Grzech wychodzi na jaw
Piotr Tomaszuk po raz drugi wystawia „Klątwę” Stanisława Wyspiańskiego. Przed laty opowiadał o miłości księdza do służącej, w sobotę pokaże dramat o braku powołania
Wierszalin to od lat europejska czołówka teatralna – trzykrotnie zdobywał prestiżową nagrodę First Fringe na festiwalu w Edynburgu.
Reżyser Piotr Tomaszuk i dramatopisarz Tadeusz Słobodzianek stworzyli zespół na pograniczu polsko-białoruskim, gdzie w latach 30. działała sekta Eljasza Klimowicza zwiastującego Nowe Jeruzalem. Zespół, łącząc grę aktorów i lalek, zawsze był bliski problematyce religijnej, wielkich mitów i małych społeczności. Po odejściu Słobodzianka Tomaszuk kieruje Wierszalinem samodzielnie.

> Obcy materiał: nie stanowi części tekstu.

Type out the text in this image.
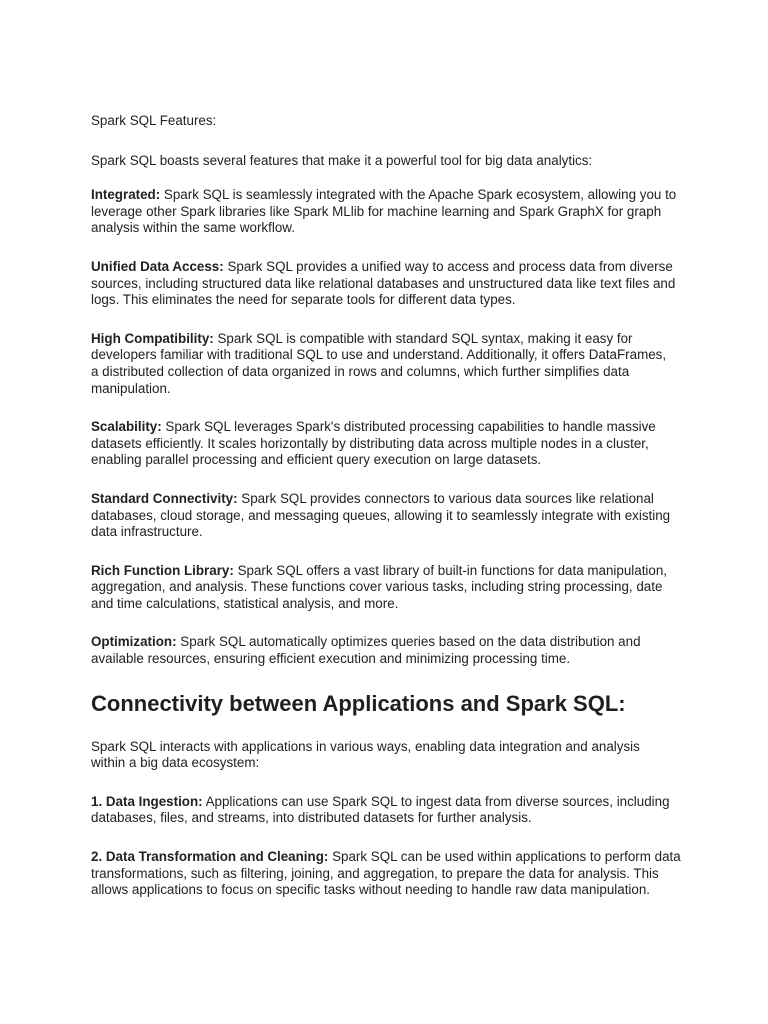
Spark SQL Features:

Spark SQL boasts several features that make it a powerful tool for big data analytics:

Integrated: Spark SQL is seamlessly integrated with the Apache Spark ecosystem, allowing you to leverage other Spark libraries like Spark MLlib for machine learning and Spark GraphX for graph analysis within the same workflow.

Unified Data Access: Spark SQL provides a unified way to access and process data from diverse sources, including structured data like relational databases and unstructured data like text files and logs. This eliminates the need for separate tools for different data types.

High Compatibility: Spark SQL is compatible with standard SQL syntax, making it easy for developers familiar with traditional SQL to use and understand. Additionally, it offers DataFrames, a distributed collection of data organized in rows and columns, which further simplifies data manipulation.

Scalability: Spark SQL leverages Spark's distributed processing capabilities to handle massive datasets efficiently. It scales horizontally by distributing data across multiple nodes in a cluster, enabling parallel processing and efficient query execution on large datasets.

Standard Connectivity: Spark SQL provides connectors to various data sources like relational databases, cloud storage, and messaging queues, allowing it to seamlessly integrate with existing data infrastructure.

Rich Function Library: Spark SQL offers a vast library of built-in functions for data manipulation, aggregation, and analysis. These functions cover various tasks, including string processing, date and time calculations, statistical analysis, and more.

Optimization: Spark SQL automatically optimizes queries based on the data distribution and available resources, ensuring efficient execution and minimizing processing time.

Connectivity between Applications and Spark SQL:

Spark SQL interacts with applications in various ways, enabling data integration and analysis within a big data ecosystem:

1. Data Ingestion: Applications can use Spark SQL to ingest data from diverse sources, including databases, files, and streams, into distributed datasets for further analysis.

2. Data Transformation and Cleaning: Spark SQL can be used within applications to perform data transformations, such as filtering, joining, and aggregation, to prepare the data for analysis. This allows applications to focus on specific tasks without needing to handle raw data manipulation.
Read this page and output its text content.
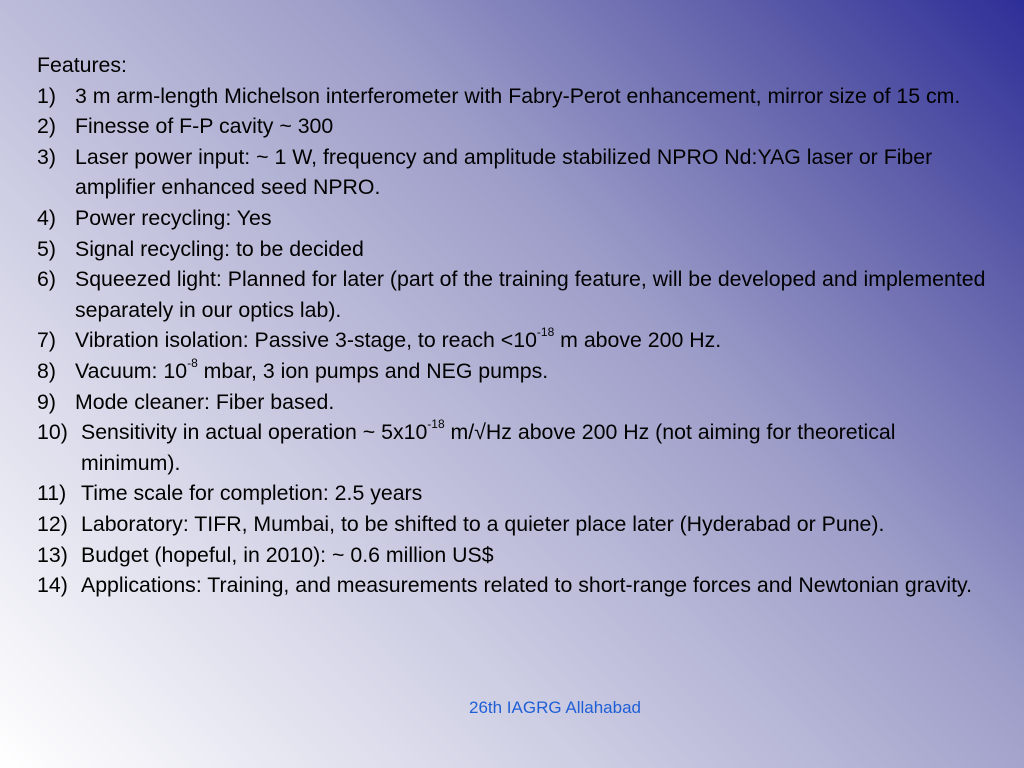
Features:
1) 3 m arm-length Michelson interferometer with Fabry-Perot enhancement, mirror size of 15 cm.
2) Finesse of F-P cavity ~ 300
3) Laser power input: ~ 1 W, frequency and amplitude stabilized NPRO Nd:YAG laser or Fiber amplifier enhanced seed NPRO.
4) Power recycling: Yes
5) Signal recycling: to be decided
6) Squeezed light: Planned for later (part of the training feature, will be developed and implemented separately in our optics lab).
7) Vibration isolation: Passive 3-stage, to reach $<10^{-18}$ m above 200 Hz.
8) Vacuum: $10^{-8}$ mbar, 3 ion pumps and NEG pumps.
9) Mode cleaner: Fiber based.
10) Sensitivity in actual operation ~ $5x10^{-18}$ m/√Hz above 200 Hz (not aiming for theoretical minimum).
11) Time scale for completion: 2.5 years
12) Laboratory: TIFR, Mumbai, to be shifted to a quieter place later (Hyderabad or Pune).
13) Budget (hopeful, in 2010): ~ 0.6 million US$
14) Applications: Training, and measurements related to short-range forces and Newtonian gravity.
26th IAGRG Allahabad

Teraz ponownie wystawia „Klątwę”. Premiera w sobotę.
Kościół i mistrz
– Rozmawiać o Polsce bez dyskusji o Kościele się nie da, tymczasem tekst Wyspiańskiego jest praktycznie jedynym dramatem, który tak stanowczo pyta o naturę relacji między Kościołem i wiernymi, duszpasterzem i gromadą, za którą odpowiada – mówi Piotr Tomaszuk.
Dramat przedstawia wieś trapioną klęską suszy. Odpowiedzialnością za nią mieszkańcy obarczają Księdza żyjącego w grzechu ze swoją służącą. Uważają, że to przez niego Bóg zesłał na nich karę.
– Moja pierwsza „Klątwa” miała odcień romantyczny, opowiadała o wielkiej miłości Księdza i Młodej – mówi Piotr Tomaszuk. – Teraz zrobiłem przedstawienie o wykorzystywaniu seksualnym, nadużyciu i hipokryzji. Ksiądz się do niczego nie przyznaje, a Młoda boi się nazwać sytuację po imieniu. Poza ich...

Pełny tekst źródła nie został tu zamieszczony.